The polarization of politics in America is tearing our nation apart. Conservatives and liberals agree on nearly nothing. The separate states of our country play for power against a powerful and growing federal government. Is unity the future of these united states we call America?
United we stand or standing divided?
Is it possible that the U.S. will break up or tear apart? If Peggy Noonan can opine on the prospect, it must be so.
Is it possible that the polarization of politics across our fifty states will regionalize the nation into separate areas? John Naisbitt in his best seller, Megatrends, spoke seriously of the prospect back in 1982.
Will there be two Americas, or three, or four? Americans have noticed the deepening divisions, particularly since Obama won the White House.

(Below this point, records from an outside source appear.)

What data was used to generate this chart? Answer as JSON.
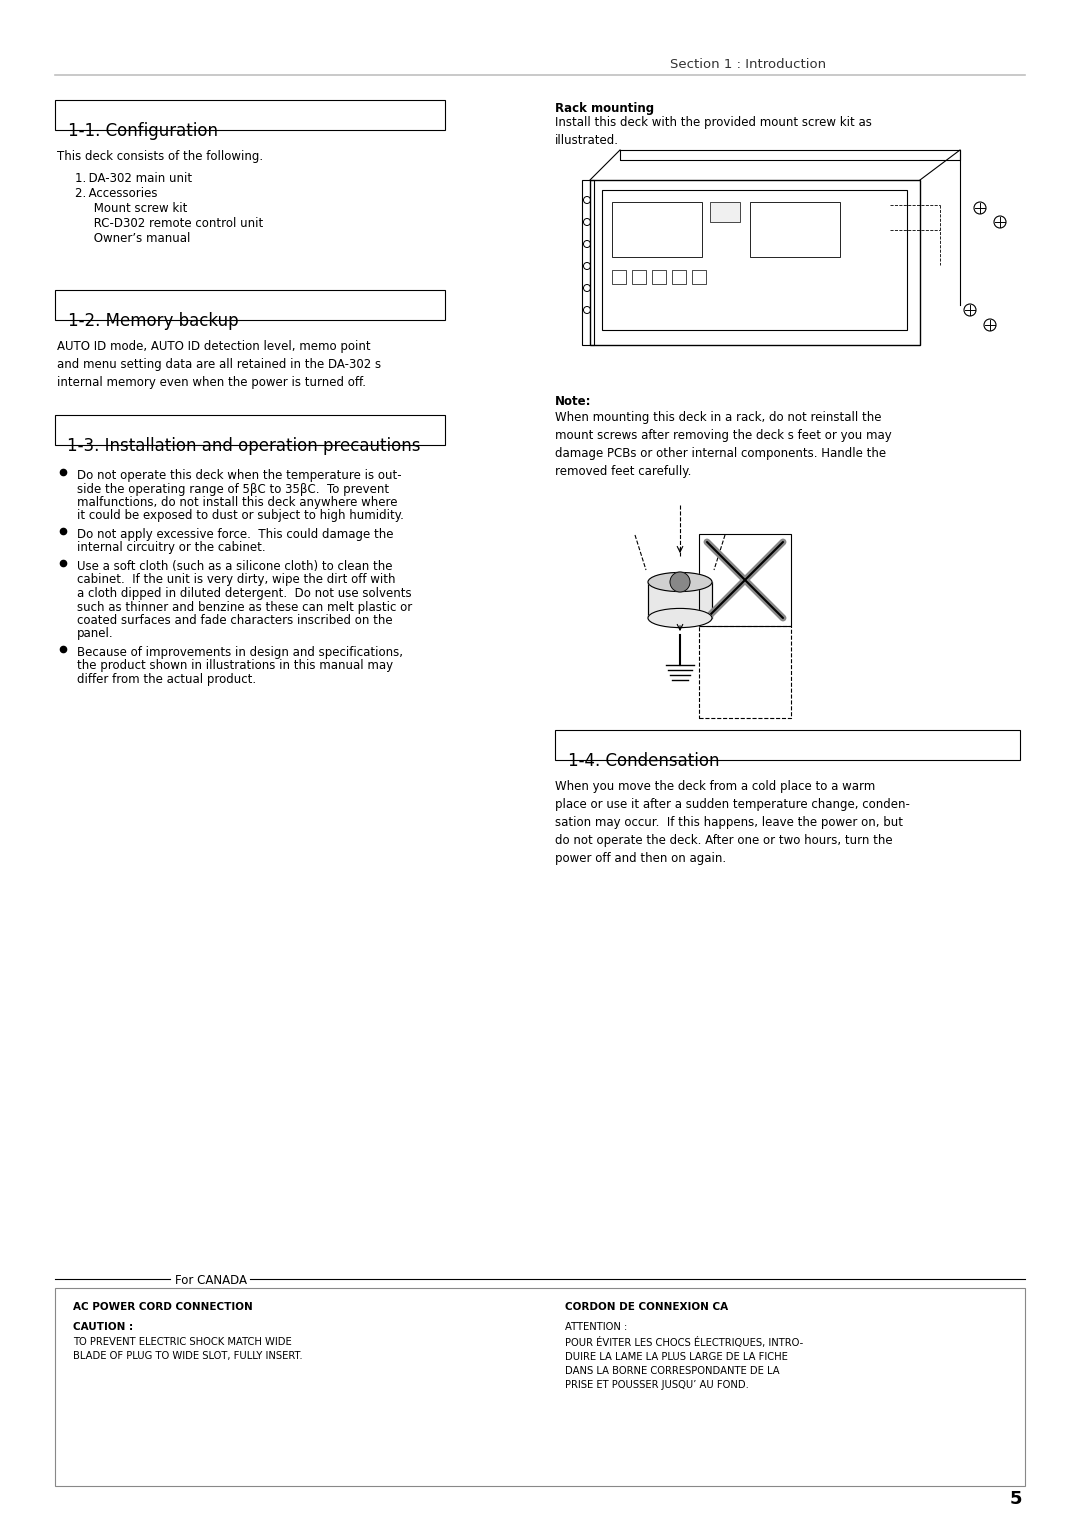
{
  "page_bg": "#ffffff",
  "header_text": "Section 1 : Introduction",
  "header_fontsize": 9.5,
  "page_number": "5",
  "page_number_fontsize": 13,
  "section_title_fontsize": 12,
  "sec1_title": "1-1. Configuration",
  "sec1_body": "This deck consists of the following.",
  "sec1_list": [
    "1. DA-302 main unit",
    "2. Accessories",
    "     Mount screw kit",
    "     RC-D302 remote control unit",
    "     Owner’s manual"
  ],
  "sec2_title": "1-2. Memory backup",
  "sec2_body": "AUTO ID mode, AUTO ID detection level, memo point\nand menu setting data are all retained in the DA-302 s\ninternal memory even when the power is turned off.",
  "sec3_title": "1-3. Installation and operation precautions",
  "sec3_bullets": [
    "Do not operate this deck when the temperature is out-\nside the operating range of 5βC to 35βC.  To prevent\nmalfunctions, do not install this deck anywhere where\nit could be exposed to dust or subject to high humidity.",
    "Do not apply excessive force.  This could damage the\ninternal circuitry or the cabinet.",
    "Use a soft cloth (such as a silicone cloth) to clean the\ncabinet.  If the unit is very dirty, wipe the dirt off with\na cloth dipped in diluted detergent.  Do not use solvents\nsuch as thinner and benzine as these can melt plastic or\ncoated surfaces and fade characters inscribed on the\npanel.",
    "Because of improvements in design and specifications,\nthe product shown in illustrations in this manual may\ndiffer from the actual product."
  ],
  "rack_title": "Rack mounting",
  "rack_body": "Install this deck with the provided mount screw kit as\nillustrated.",
  "rack_note_title": "Note:",
  "rack_note_body": "When mounting this deck in a rack, do not reinstall the\nmount screws after removing the deck s feet or you may\ndamage PCBs or other internal components. Handle the\nremoved feet carefully.",
  "sec4_title": "1-4. Condensation",
  "sec4_body": "When you move the deck from a cold place to a warm\nplace or use it after a sudden temperature change, conden-\nsation may occur.  If this happens, leave the power on, but\ndo not operate the deck. After one or two hours, turn the\npower off and then on again.",
  "canada_title": "For CANADA",
  "canada_left_head": "AC POWER CORD CONNECTION",
  "canada_left_sub": "CAUTION :",
  "canada_left_body": "TO PREVENT ELECTRIC SHOCK MATCH WIDE\nBLADE OF PLUG TO WIDE SLOT, FULLY INSERT.",
  "canada_right_head": "CORDON DE CONNEXION CA",
  "canada_right_sub": "ATTENTION :",
  "canada_right_body": "POUR ÉVITER LES CHOCS ÉLECTRIQUES, INTRO-\nDUIRE LA LAME LA PLUS LARGE DE LA FICHE\nDANS LA BORNE CORRESPONDANTE DE LA\nPRISE ET POUSSER JUSQU’ AU FOND.",
  "body_fontsize": 8.5,
  "small_fontsize": 7.5,
  "label_fontsize": 8,
  "mono_fontsize": 7.5
}
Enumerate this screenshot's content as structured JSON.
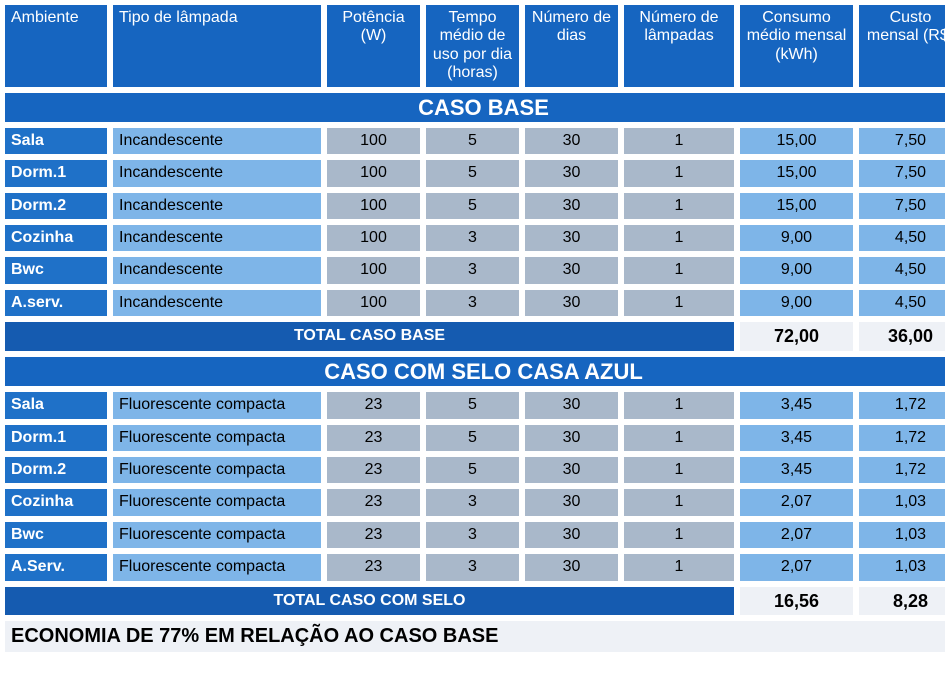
{
  "colors": {
    "header_bg": "#1665c0",
    "section_bg": "#1665c0",
    "room_bg": "#1f71c8",
    "type_bg": "#7eb5e8",
    "num_bg": "#a9b8ca",
    "result_bg": "#7eb5e8",
    "total_label_bg": "#155bb0",
    "total_val_bg": "#eef1f6",
    "econ_bg": "#eef1f6",
    "text_light": "#ffffff",
    "text_dark": "#000000"
  },
  "headers": {
    "c1": "Ambiente",
    "c2": "Tipo de lâmpada",
    "c3": "Potência (W)",
    "c4": "Tempo médio de uso por dia (horas)",
    "c5": "Número de dias",
    "c6": "Número de lâmpadas",
    "c7": "Consumo médio mensal (kWh)",
    "c8": "Custo mensal (R$)"
  },
  "sections": {
    "base": {
      "title": "CASO BASE",
      "rows": [
        {
          "room": "Sala",
          "type": "Incandescente",
          "pot": "100",
          "tempo": "5",
          "dias": "30",
          "num": "1",
          "consumo": "15,00",
          "custo": "7,50"
        },
        {
          "room": "Dorm.1",
          "type": "Incandescente",
          "pot": "100",
          "tempo": "5",
          "dias": "30",
          "num": "1",
          "consumo": "15,00",
          "custo": "7,50"
        },
        {
          "room": "Dorm.2",
          "type": "Incandescente",
          "pot": "100",
          "tempo": "5",
          "dias": "30",
          "num": "1",
          "consumo": "15,00",
          "custo": "7,50"
        },
        {
          "room": "Cozinha",
          "type": "Incandescente",
          "pot": "100",
          "tempo": "3",
          "dias": "30",
          "num": "1",
          "consumo": "9,00",
          "custo": "4,50"
        },
        {
          "room": "Bwc",
          "type": "Incandescente",
          "pot": "100",
          "tempo": "3",
          "dias": "30",
          "num": "1",
          "consumo": "9,00",
          "custo": "4,50"
        },
        {
          "room": "A.serv.",
          "type": "Incandescente",
          "pot": "100",
          "tempo": "3",
          "dias": "30",
          "num": "1",
          "consumo": "9,00",
          "custo": "4,50"
        }
      ],
      "total_label": "TOTAL CASO BASE",
      "total_consumo": "72,00",
      "total_custo": "36,00"
    },
    "selo": {
      "title": "CASO COM SELO CASA AZUL",
      "rows": [
        {
          "room": "Sala",
          "type": "Fluorescente compacta",
          "pot": "23",
          "tempo": "5",
          "dias": "30",
          "num": "1",
          "consumo": "3,45",
          "custo": "1,72"
        },
        {
          "room": "Dorm.1",
          "type": "Fluorescente compacta",
          "pot": "23",
          "tempo": "5",
          "dias": "30",
          "num": "1",
          "consumo": "3,45",
          "custo": "1,72"
        },
        {
          "room": "Dorm.2",
          "type": "Fluorescente compacta",
          "pot": "23",
          "tempo": "5",
          "dias": "30",
          "num": "1",
          "consumo": "3,45",
          "custo": "1,72"
        },
        {
          "room": "Cozinha",
          "type": "Fluorescente compacta",
          "pot": "23",
          "tempo": "3",
          "dias": "30",
          "num": "1",
          "consumo": "2,07",
          "custo": "1,03"
        },
        {
          "room": "Bwc",
          "type": "Fluorescente compacta",
          "pot": "23",
          "tempo": "3",
          "dias": "30",
          "num": "1",
          "consumo": "2,07",
          "custo": "1,03"
        },
        {
          "room": "A.Serv.",
          "type": "Fluorescente compacta",
          "pot": "23",
          "tempo": "3",
          "dias": "30",
          "num": "1",
          "consumo": "2,07",
          "custo": "1,03"
        }
      ],
      "total_label": "TOTAL CASO COM SELO",
      "total_consumo": "16,56",
      "total_custo": "8,28"
    }
  },
  "economy": "ECONOMIA DE 77% EM RELAÇÃO AO CASO BASE"
}
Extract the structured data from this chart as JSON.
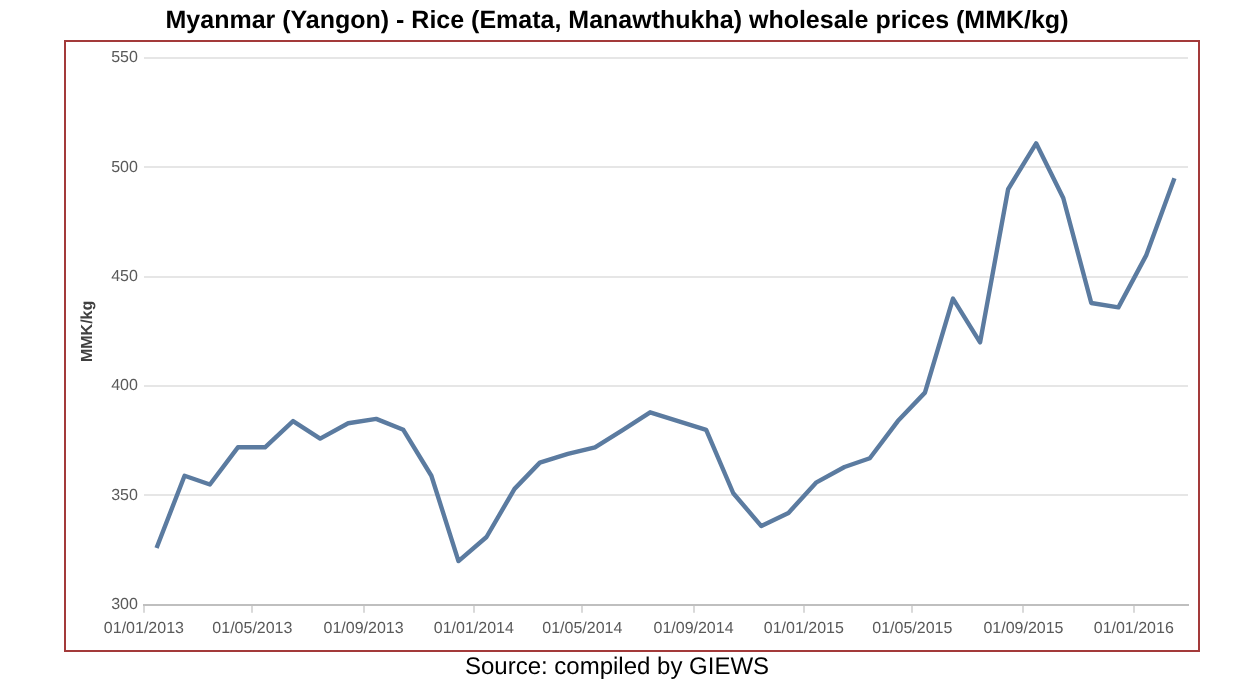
{
  "chart_data": {
    "type": "line",
    "title": "Myanmar (Yangon) - Rice (Emata, Manawthukha) wholesale prices (MMK/kg)",
    "ylabel": "MMK/kg",
    "x": [
      "2013-01-15",
      "2013-02-15",
      "2013-03-15",
      "2013-04-15",
      "2013-05-15",
      "2013-06-15",
      "2013-07-15",
      "2013-08-15",
      "2013-09-15",
      "2013-10-15",
      "2013-11-15",
      "2013-12-15",
      "2014-01-15",
      "2014-02-15",
      "2014-03-15",
      "2014-04-15",
      "2014-05-15",
      "2014-06-15",
      "2014-07-15",
      "2014-08-15",
      "2014-09-15",
      "2014-10-15",
      "2014-11-15",
      "2014-12-15",
      "2015-01-15",
      "2015-02-15",
      "2015-03-15",
      "2015-04-15",
      "2015-05-15",
      "2015-06-15",
      "2015-07-15",
      "2015-08-15",
      "2015-09-15",
      "2015-10-15",
      "2015-11-15",
      "2015-12-15",
      "2016-01-15",
      "2016-02-15"
    ],
    "series": [
      {
        "color": "#5b7ba0",
        "values": [
          326,
          359,
          355,
          372,
          372,
          384,
          376,
          383,
          385,
          380,
          359,
          320,
          331,
          353,
          365,
          369,
          372,
          380,
          388,
          384,
          380,
          351,
          336,
          342,
          356,
          363,
          367,
          384,
          397,
          440,
          420,
          490,
          511,
          486,
          438,
          436,
          460,
          495
        ]
      }
    ],
    "xlim": [
      "2013-01-01",
      "2016-03-01"
    ],
    "xticks": [
      {
        "value": "2013-01-01",
        "label": "01/01/2013"
      },
      {
        "value": "2013-05-01",
        "label": "01/05/2013"
      },
      {
        "value": "2013-09-01",
        "label": "01/09/2013"
      },
      {
        "value": "2014-01-01",
        "label": "01/01/2014"
      },
      {
        "value": "2014-05-01",
        "label": "01/05/2014"
      },
      {
        "value": "2014-09-01",
        "label": "01/09/2014"
      },
      {
        "value": "2015-01-01",
        "label": "01/01/2015"
      },
      {
        "value": "2015-05-01",
        "label": "01/05/2015"
      },
      {
        "value": "2015-09-01",
        "label": "01/09/2015"
      },
      {
        "value": "2016-01-01",
        "label": "01/01/2016"
      }
    ],
    "ylim": [
      300,
      550
    ],
    "yticks": [
      300,
      350,
      400,
      450,
      500,
      550
    ],
    "grid": "y",
    "legend": false,
    "marker": "none",
    "line_style": "solid",
    "annotations": [
      "Source: compiled by GIEWS"
    ]
  }
}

Whatever happened to prosperity?
Our nation now stands divided over not one but many issues, although they all seem to root in the failing economy and poor prospects for the prosperity of Americans. Unemployment prevails, economic growth stagnates, more Americans than ever cannot make their own way. How to remedy these issues polarizes across the two prevailing political perspectives.
Polarized perspectives on prosperity
Conservatives believe prosperity arises from the initiative of individuals, capitalism, a free-market economy, freedom to choose, and limited government. Liberals believe in the collective that is ruled from a centralized socialist government by a few individuals who think they know best what to do, how to do it, and write rules for the rest of us to obey. Has no one noticed the level of mediocrity that prevails in socialist nations? No notice of economic decay, progression of poverty, eventual disintegration?
What to do without?
Liberals want a regimented society without religion, wealth, personal incentive, achievement, or anything else that makes us unequal or shows up the natural differences among every one of us. Liberals think we have too much of all of that going on.
Conservatives want a free society without overbearing regulation, undue restriction, prohibitive rules, excessive taxation, or governments telling them what to do. Conservatives want to be left alone to pursue their interests, incomes, and individuality in the ways that they wish, as long as it harms no one else.
Liberals love to leave no one alone in the belief that their liberal ways are best. They dislike anyone who disagrees and like to silence dissenters. Liberals think their opinions are the only ones that exist and won’t give up until yours are theirs.
Red states and blue states
The red states of the Union cast the majority of their votes to conservatives. Blue states cast the majority of their votes to liberals. Such voting patterns reflect less on political party than it does on what voters believe makes for prosperity.
For example, Texas, South Dakota, Arizona are red states where unemployment is low, taxes are low, jobs are plentiful, and prosperity prevails. Contrast that to blue states such as California, New York, or Illinois, where unemployment is high, taxes are high, jobs are sparse, welfare is through the roof, cities are bankrupt, and poverty prevails over prosperity. Is there any question that the red states have it right about prosperity? What more evidence do blue states need to know that social policies cause decline?
It is obvious that red states and blue states prefer their colors since state voters continue to vote in the same old political hues. This speaks of a rooted satisfaction in the political stance of the individual states with no move toward unity as to the governance of the whole.
Fork in the road
The divide runs deep with the pace of polarization quickening in the current administration. Obama promised to unite when all he has done is divide, with the point of disintegration seemingly imminent. What are neighbors to do when neighbors as states are not aligned, when one cannot compromise with the other nor win another over to the other side?
Americans must decide to stick with their states or build a better road to prosperity for the whole. Accomplishing either faces huge challenges. Ideas, anyone?